I sang in the chorus of War Requiem around the time you were going on 1. It was the last concert of the Minnesota Orchestra’s ’72-73 season in Minneapolis; guest conductor was Kurt Adler of the Metropolitan Opera. (Don’t remember the soloists.) It was the greatest musical experience of my life. I know the Decca recording is out there somewhere, but the broadcast above from Radio Hanover is the closest I’ve found to the feeling I got being in the middle of all that gorgeous sound…
Which brings me to address yet another one of those sundry feelings I have about you, and have had about you, lo these several years: besides tenderness, gratitude, annoyance, and raging lust, just a trace of envy that you ascend to such an exquisite sonic plane so often…

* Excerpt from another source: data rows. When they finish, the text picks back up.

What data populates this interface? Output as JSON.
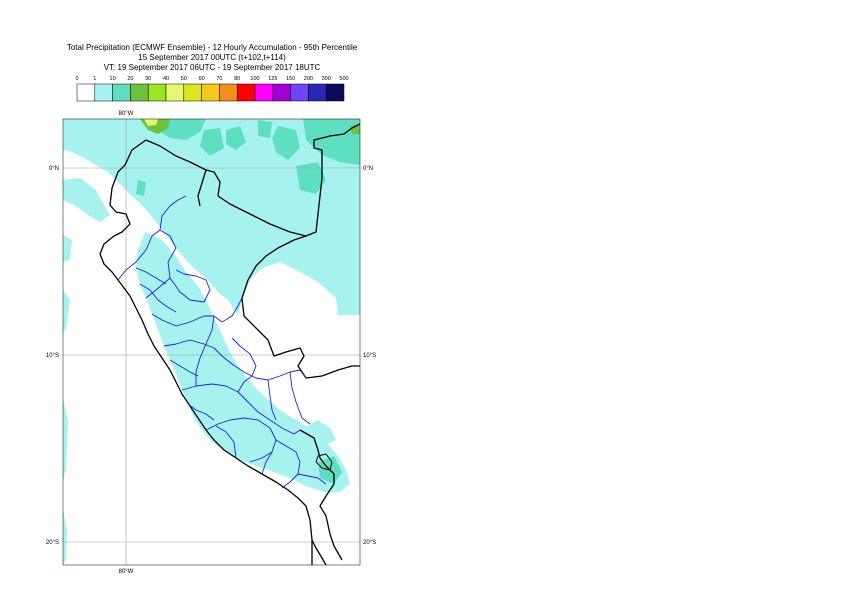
{
  "title": {
    "line1": "Total Precipitation (ECMWF Ensemble) - 12 Hourly Accumulation - 95th Percentile",
    "line2": "15 September 2017 00UTC (t+102,t+114)",
    "line3": "VT: 19 September 2017 06UTC - 19 September 2017 18UTC"
  },
  "legend": {
    "ticks": [
      "0",
      "1",
      "10",
      "20",
      "30",
      "40",
      "50",
      "60",
      "70",
      "80",
      "100",
      "125",
      "150",
      "200",
      "300",
      "500"
    ],
    "colors": [
      "#ffffff",
      "#a6f2ee",
      "#5ee0c0",
      "#6cc23c",
      "#9be61e",
      "#e6f870",
      "#dce61e",
      "#f5c81e",
      "#f58c1e",
      "#ff0000",
      "#ff00ff",
      "#a000d2",
      "#6e46ff",
      "#2828b4",
      "#0a0a5a"
    ]
  },
  "map": {
    "lon_labels": [
      "80°W",
      "80°W"
    ],
    "lat_labels": [
      "0°N",
      "0°N",
      "10°S",
      "10°S",
      "20°S",
      "20°S"
    ],
    "precip_colors": {
      "light": "#a6f2ee",
      "medium": "#5ee0c0",
      "green": "#6cc23c",
      "yellow": "#e6f870"
    },
    "border_colors": {
      "national": "#000000",
      "regional": "#1e1ee6",
      "grid": "#a0a0a0"
    }
  }
}
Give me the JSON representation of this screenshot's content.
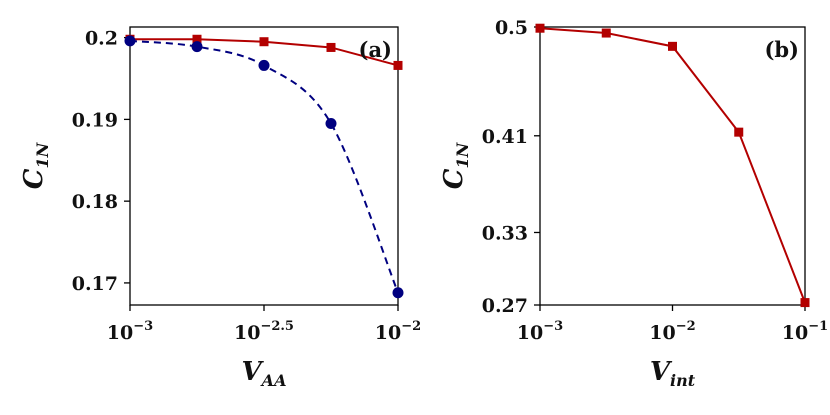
{
  "chart_data": [
    {
      "type": "line",
      "panel_label": "(a)",
      "ylabel": {
        "main": "C",
        "sub": "1N"
      },
      "xlabel": {
        "main": "V",
        "sub": "AA"
      },
      "x_scale": "log",
      "xlim": [
        0.001,
        0.01
      ],
      "ylim": [
        0.1673,
        0.2013
      ],
      "x_ticks": [
        {
          "value": 0.001,
          "base": "10",
          "exp": "−3"
        },
        {
          "value": 0.0031623,
          "base": "10",
          "exp": "−2.5"
        },
        {
          "value": 0.01,
          "base": "10",
          "exp": "−2"
        }
      ],
      "y_ticks": [
        {
          "value": 0.17,
          "label": "0.17"
        },
        {
          "value": 0.18,
          "label": "0.18"
        },
        {
          "value": 0.19,
          "label": "0.19"
        },
        {
          "value": 0.2,
          "label": "0.2"
        }
      ],
      "grid": false,
      "series": [
        {
          "marker": "square",
          "line": "solid",
          "color": "#b30000",
          "x": [
            0.001,
            0.0017783,
            0.0031623,
            0.0056234,
            0.01
          ],
          "y": [
            0.1998,
            0.1998,
            0.1995,
            0.1988,
            0.1966
          ]
        },
        {
          "marker": "circle",
          "line": "dashed",
          "color": "#000080",
          "x": [
            0.001,
            0.0017783,
            0.0031623,
            0.0056234,
            0.01
          ],
          "y": [
            0.1996,
            0.1989,
            0.1966,
            0.1895,
            0.1688
          ]
        }
      ]
    },
    {
      "type": "line",
      "panel_label": "(b)",
      "ylabel": {
        "main": "C",
        "sub": "1N"
      },
      "xlabel": {
        "main": "V",
        "sub": "int"
      },
      "x_scale": "log",
      "xlim": [
        0.001,
        0.1
      ],
      "ylim": [
        0.27,
        0.5
      ],
      "x_ticks": [
        {
          "value": 0.001,
          "base": "10",
          "exp": "−3"
        },
        {
          "value": 0.01,
          "base": "10",
          "exp": "−2"
        },
        {
          "value": 0.1,
          "base": "10",
          "exp": "−1"
        }
      ],
      "y_ticks": [
        {
          "value": 0.27,
          "label": "0.27"
        },
        {
          "value": 0.33,
          "label": "0.33"
        },
        {
          "value": 0.41,
          "label": "0.41"
        },
        {
          "value": 0.5,
          "label": "0.5"
        }
      ],
      "grid": false,
      "series": [
        {
          "marker": "square",
          "line": "solid",
          "color": "#b30000",
          "x": [
            0.001,
            0.0031623,
            0.01,
            0.031623,
            0.1
          ],
          "y": [
            0.499,
            0.495,
            0.484,
            0.413,
            0.272
          ]
        }
      ]
    }
  ]
}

But the envy goes when you bring it on home to us, which you always do. And then I’m filled with the pure joy of loving you.
Since the age of 25 my beloved John Wilson has been associated with the prolific, ubiquitous English composer Eric Coates (1886-1957): In Town Tonight…Desert Island Discs…Music While You Work…The Forsyte Saga…all these BBC programs’ familiar signature tunes were taken from original works by Coates; while his most famous film music score, The Dam Busters, is well-known, and not just to British concertgoers or aficionados of British WWII pictures.
John conducted Eric Coates’s short orchestral piece “Dancing Nights” somewhere in time. He’s also an admitted collector of Coates memorabilia and Coates trivia—but I’ll bet my beloved Tyneside lad had no idea that Coates’s son, Austin, was a government expert on Asian Affairs; that, like Mister Grumble, he worked for military intelligence; and that, in the 1960s, he wrote for Oxford University Press the definitive biography of physician, poet, novelist, Freemason, Jack the Ripper suspect (very briefly), and intellectual José Rizal, the martyred hero of my people.
Will continue with this posting after I read Coates’s book, which might take some time, as I have to buy it first and it’s not cheap. But I do want to read it.